Why do you need Excess/Umbrella Liability insurance?
It’s really all about protecting yourself financially.

  • People make the mistake of thinking that because it is called “excess liability” that it is unnecessary.  The truth is that if you have assets at risk (think your kids college fund, your retirement savings, your home, your business, your future income) you need the protection.
  • As a hedge for an aggressive defense.  If your insurance company is defendingyour for a wrongful injury claim would you want them defending just the underlying $300 or $500,000 limits or those limits plus a $1 or $2 million dollar excess liability policy?
  • In today’s society, lawsuits are occurring with alarming frequency. Moreover, the monetary awards can be staggering.

Flood Insurance
Is a necessary coverage not only for those who live in flood prone areas, but even if you live in low-to-moderate risk areas. Unlike Homeowners coverage, flood insurance is meant to get you back on your feet, not to bring you back to where you were before the loss.

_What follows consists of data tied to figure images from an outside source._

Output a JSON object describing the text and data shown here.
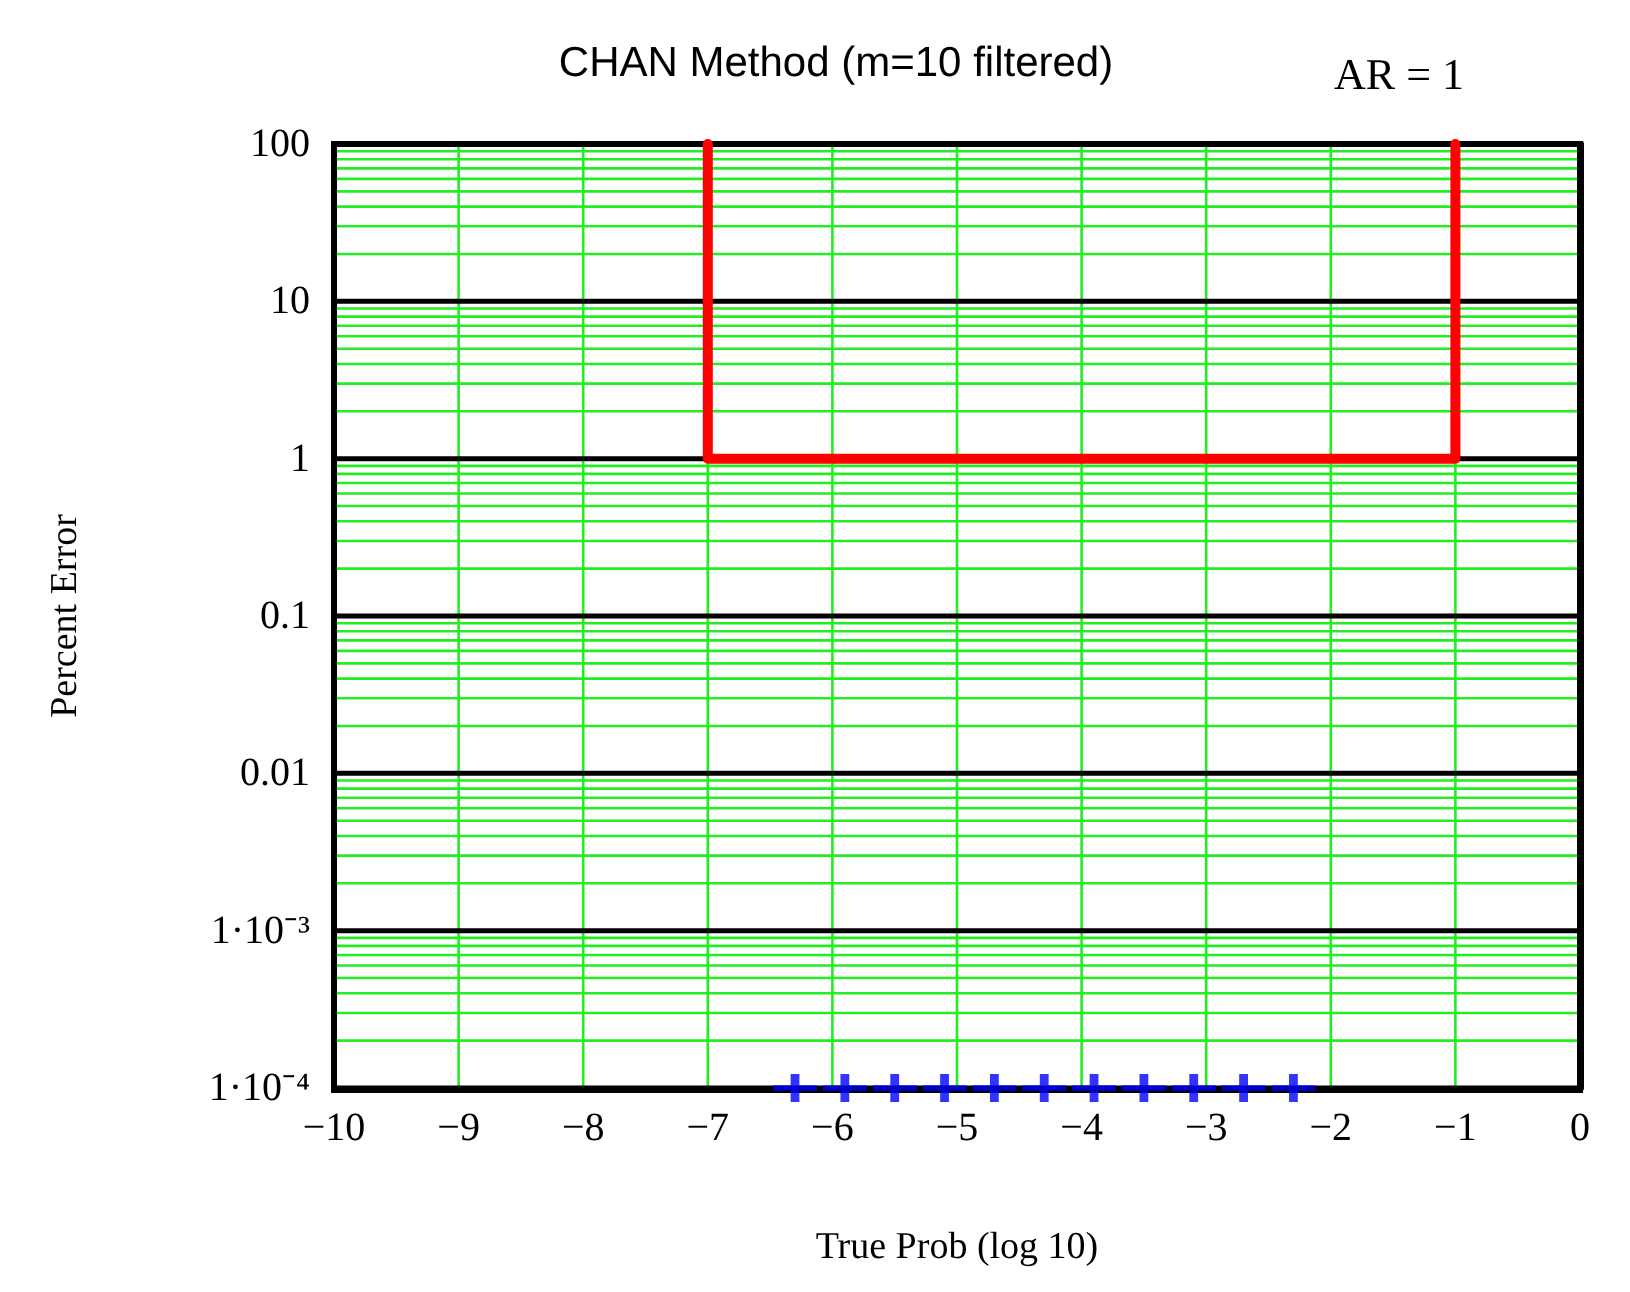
{
  "chart_data": {
    "type": "line",
    "title": "CHAN Method (m=10 filtered)",
    "xlabel": "True Prob (log 10)",
    "ylabel": "Percent Error",
    "annotations": [
      "AR = 1"
    ],
    "log": "y",
    "grid": true,
    "xlim": [
      -10,
      0
    ],
    "xticks": [
      -10,
      -9,
      -8,
      -7,
      -6,
      -5,
      -4,
      -3,
      -2,
      -1,
      0
    ],
    "ylim": [
      0.0001,
      100
    ],
    "yticks": [
      {
        "value": 0.0001,
        "label": "1·10⁻⁴"
      },
      {
        "value": 0.0002,
        "label": null
      },
      {
        "value": 0.0003,
        "label": null
      },
      {
        "value": 0.0004,
        "label": null
      },
      {
        "value": 0.0005,
        "label": null
      },
      {
        "value": 0.0006,
        "label": null
      },
      {
        "value": 0.0007,
        "label": null
      },
      {
        "value": 0.0008,
        "label": null
      },
      {
        "value": 0.0009,
        "label": null
      },
      {
        "value": 0.001,
        "label": "1·10⁻³"
      },
      {
        "value": 0.002,
        "label": null
      },
      {
        "value": 0.003,
        "label": null
      },
      {
        "value": 0.004,
        "label": null
      },
      {
        "value": 0.005,
        "label": null
      },
      {
        "value": 0.006,
        "label": null
      },
      {
        "value": 0.007,
        "label": null
      },
      {
        "value": 0.008,
        "label": null
      },
      {
        "value": 0.009,
        "label": null
      },
      0.01,
      {
        "value": 0.02,
        "label": null
      },
      {
        "value": 0.03,
        "label": null
      },
      {
        "value": 0.04,
        "label": null
      },
      {
        "value": 0.05,
        "label": null
      },
      {
        "value": 0.06,
        "label": null
      },
      {
        "value": 0.07,
        "label": null
      },
      {
        "value": 0.08,
        "label": null
      },
      {
        "value": 0.09,
        "label": null
      },
      0.1,
      {
        "value": 0.2,
        "label": null
      },
      {
        "value": 0.3,
        "label": null
      },
      {
        "value": 0.4,
        "label": null
      },
      {
        "value": 0.5,
        "label": null
      },
      {
        "value": 0.6,
        "label": null
      },
      {
        "value": 0.7,
        "label": null
      },
      {
        "value": 0.8,
        "label": null
      },
      {
        "value": 0.9,
        "label": null
      },
      1,
      {
        "value": 2,
        "label": null
      },
      {
        "value": 3,
        "label": null
      },
      {
        "value": 4,
        "label": null
      },
      {
        "value": 5,
        "label": null
      },
      {
        "value": 6,
        "label": null
      },
      {
        "value": 7,
        "label": null
      },
      {
        "value": 8,
        "label": null
      },
      {
        "value": 9,
        "label": null
      },
      10,
      {
        "value": 20,
        "label": null
      },
      {
        "value": 30,
        "label": null
      },
      {
        "value": 40,
        "label": null
      },
      {
        "value": 50,
        "label": null
      },
      {
        "value": 60,
        "label": null
      },
      {
        "value": 70,
        "label": null
      },
      {
        "value": 80,
        "label": null
      },
      {
        "value": 90,
        "label": null
      },
      100
    ],
    "series": [
      {
        "color": "#ff0000",
        "x": [
          -7,
          -7,
          -1,
          -1
        ],
        "values": [
          100,
          1,
          1,
          100
        ],
        "marker": "none",
        "line_style": "solid"
      },
      {
        "type": "scatter",
        "color": "#0000ff",
        "x": [
          -6.3,
          -5.9,
          -5.5,
          -5.1,
          -4.7,
          -4.3,
          -3.9,
          -3.5,
          -3.1,
          -2.7,
          -2.3
        ],
        "values": [
          0.0001,
          0.0001,
          0.0001,
          0.0001,
          0.0001,
          0.0001,
          0.0001,
          0.0001,
          0.0001,
          0.0001,
          0.0001
        ],
        "marker": "cross"
      }
    ]
  }
}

A “Flood” is specifically defined by the National Flood Act of 1968 as “a general and temporary condition of partial or complete inundation of normally dry land areas from the overflow of inland or tidal waters, or the unusual and rapid accumulation or runoff of surface waters from any source.”

Why do you need Flood Insurance?

  • The contents of your home and the structure itself are covered by your homeowners policy against fire, windstorm and many other “perils” but not against flood.
  • If you have a federally regulated mortgage and live in a high-risk flood area, your lender requires the policy to protect their interests.
  • Losses due to flooding can be very expensive. A rule of thumb is that each inch of flooding will cost the unprotected over $7,000.
  • FEMA states that nearly 20% of flood insurance claims come from moderate-to-low risk areas.

Scheduled/Valuable Articles Insurance
Provides a high level of protection for items you own that are unique or of high value. You specifically list (schedule) those items with the insurance carrier to have the assurance of protecting treasured items to their actual value.

Why do you need Scheduled/Valuable Articles Insurance?

  • Provides coverage for unique/high valued items away from home, even out of the country.
  • Often provides “mysterious disappearance coverage” and “breakage” coverage.
  • Provides for items where there is not a replacement cost with a pre-determined value.

Insurance for your “Toys”
Specific protection can be provided for items such as boats, Motorcycles, RV’s, ATV’s and other recreational vehicles

Why do you need Coverage for your “Toys”

  • Many Home and Auto policies exclude liability and property losses to recreational vehicles.
  • Coverage specific to the unique exposures can be tailored to your needs.

Life Insurance
Protection against financial loss resulting from your death. It is an insurance company’s promise to pay your beneficiary a specific amount of money when you die in exchange for timely payment of premiums.

Why do you need Life Insurance?

  • Your ability to earn income is a significant asset and life insurance helps replace lost income in the event of your premature death.
  • Can replace income the family would need to maintain their standard of living after the death of a wage earner.
  • Can pay off a mortgage loan and other personal and business debts
  • Can create a fund for children’s education.
  • Can be used to pay final expenses, such as funeral costs and taxes.